I needed to download a bunch of files from a GCS bucket to process them locally. gcloud storage rsync does the job, and it’s noticeably faster than the old gsutil for large syncs.

Sync a bucket to local directory:

gcloud storage rsync -r gs://my-bucket/path/ ./local/

Exclude certain files:

gcloud storage rsync -r -x ".*\.tmp$" gs://my-bucket/path/ ./local/

Copy specific files:

gcloud storage cp gs://my-bucket/path/*.csv ./local/

Copy recursively:

gcloud storage cp -r gs://my-bucket/path/ ./local/

The old gsutil still works but gcloud storage is the newer interface:

gsutil -m rsync -r gs://my-bucket/path/ ./local/

The -m flag enables parallel transfers which is faster for lots of files.

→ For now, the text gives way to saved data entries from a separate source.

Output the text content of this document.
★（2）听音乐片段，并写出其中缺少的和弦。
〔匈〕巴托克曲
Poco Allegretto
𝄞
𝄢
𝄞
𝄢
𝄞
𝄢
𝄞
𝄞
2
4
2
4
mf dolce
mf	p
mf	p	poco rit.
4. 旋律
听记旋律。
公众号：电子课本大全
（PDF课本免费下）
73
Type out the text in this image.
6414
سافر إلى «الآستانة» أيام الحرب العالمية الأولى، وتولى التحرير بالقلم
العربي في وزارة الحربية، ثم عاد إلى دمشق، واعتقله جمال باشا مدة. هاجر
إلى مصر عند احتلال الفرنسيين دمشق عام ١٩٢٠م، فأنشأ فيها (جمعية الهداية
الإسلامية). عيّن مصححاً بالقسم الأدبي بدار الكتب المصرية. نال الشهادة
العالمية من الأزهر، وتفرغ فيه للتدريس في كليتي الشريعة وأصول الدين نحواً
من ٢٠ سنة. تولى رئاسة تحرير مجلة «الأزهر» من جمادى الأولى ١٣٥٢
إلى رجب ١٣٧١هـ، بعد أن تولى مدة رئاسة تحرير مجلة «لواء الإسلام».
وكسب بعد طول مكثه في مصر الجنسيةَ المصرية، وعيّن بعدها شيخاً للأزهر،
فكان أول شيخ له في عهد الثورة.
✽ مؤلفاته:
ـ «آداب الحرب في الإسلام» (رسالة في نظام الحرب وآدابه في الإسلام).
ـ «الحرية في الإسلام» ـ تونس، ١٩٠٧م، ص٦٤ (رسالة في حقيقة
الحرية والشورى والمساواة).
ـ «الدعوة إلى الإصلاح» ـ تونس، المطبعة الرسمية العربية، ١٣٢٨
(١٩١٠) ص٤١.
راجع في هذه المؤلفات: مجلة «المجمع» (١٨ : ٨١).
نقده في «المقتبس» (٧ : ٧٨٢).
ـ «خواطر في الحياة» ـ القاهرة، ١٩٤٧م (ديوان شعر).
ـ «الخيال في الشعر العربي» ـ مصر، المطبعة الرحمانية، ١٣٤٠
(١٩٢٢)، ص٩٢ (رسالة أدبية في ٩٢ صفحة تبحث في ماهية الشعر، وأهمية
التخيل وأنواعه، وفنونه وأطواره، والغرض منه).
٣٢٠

Speed comparison: gcloud storage vs gsutil Link to heading

I synced about 10,000 small files (total 2GB) from GCS to local:

  • gsutil -m rsync: ~4 minutes
  • gcloud storage rsync: ~2.5 minutes

The difference is more noticeable with many small files because gcloud storage uses better parallelisation by default. For a few large files, the speed is roughly the same.

For uploads, the gap is even bigger. gcloud storage seems to handle concurrent uploads better, especially with fast internet connections.

Permission gotchas Link to heading

Issue 1: Local file permissions

When syncing from GCS to local, files are created with your default umask. If you then rsync them back to GCS, the permissions metadata might not match what you expect. This matters if you’re serving files directly from GCS (like a static website).

Use --preserve-posix if you care about permissions:

gcloud storage rsync -r --preserve-posix gs://my-bucket/path/ ./local/

Issue 2: Service account permissions

If you’re syncing from CI/CD, make sure your service account has:

  • storage.objects.list (to see what needs syncing)
  • storage.objects.get (to download)
  • storage.objects.create (to upload)

Just Storage Object Viewer isn’t enough for bidirectional sync. You need at least Storage Object Admin on the bucket, or create a custom role with the exact permissions you need.

Issue 3: Deleted files

By default, rsync doesn’t delete files in the destination that don’t exist in the source. Use --delete-unmatched-destination-objects to make the destination match exactly:

gcloud storage rsync -r --delete-unmatched-destination-objects gs://source/ gs://destination/

But be careful - I’ve accidentally deleted files I wanted to keep by forgetting which direction I was syncing.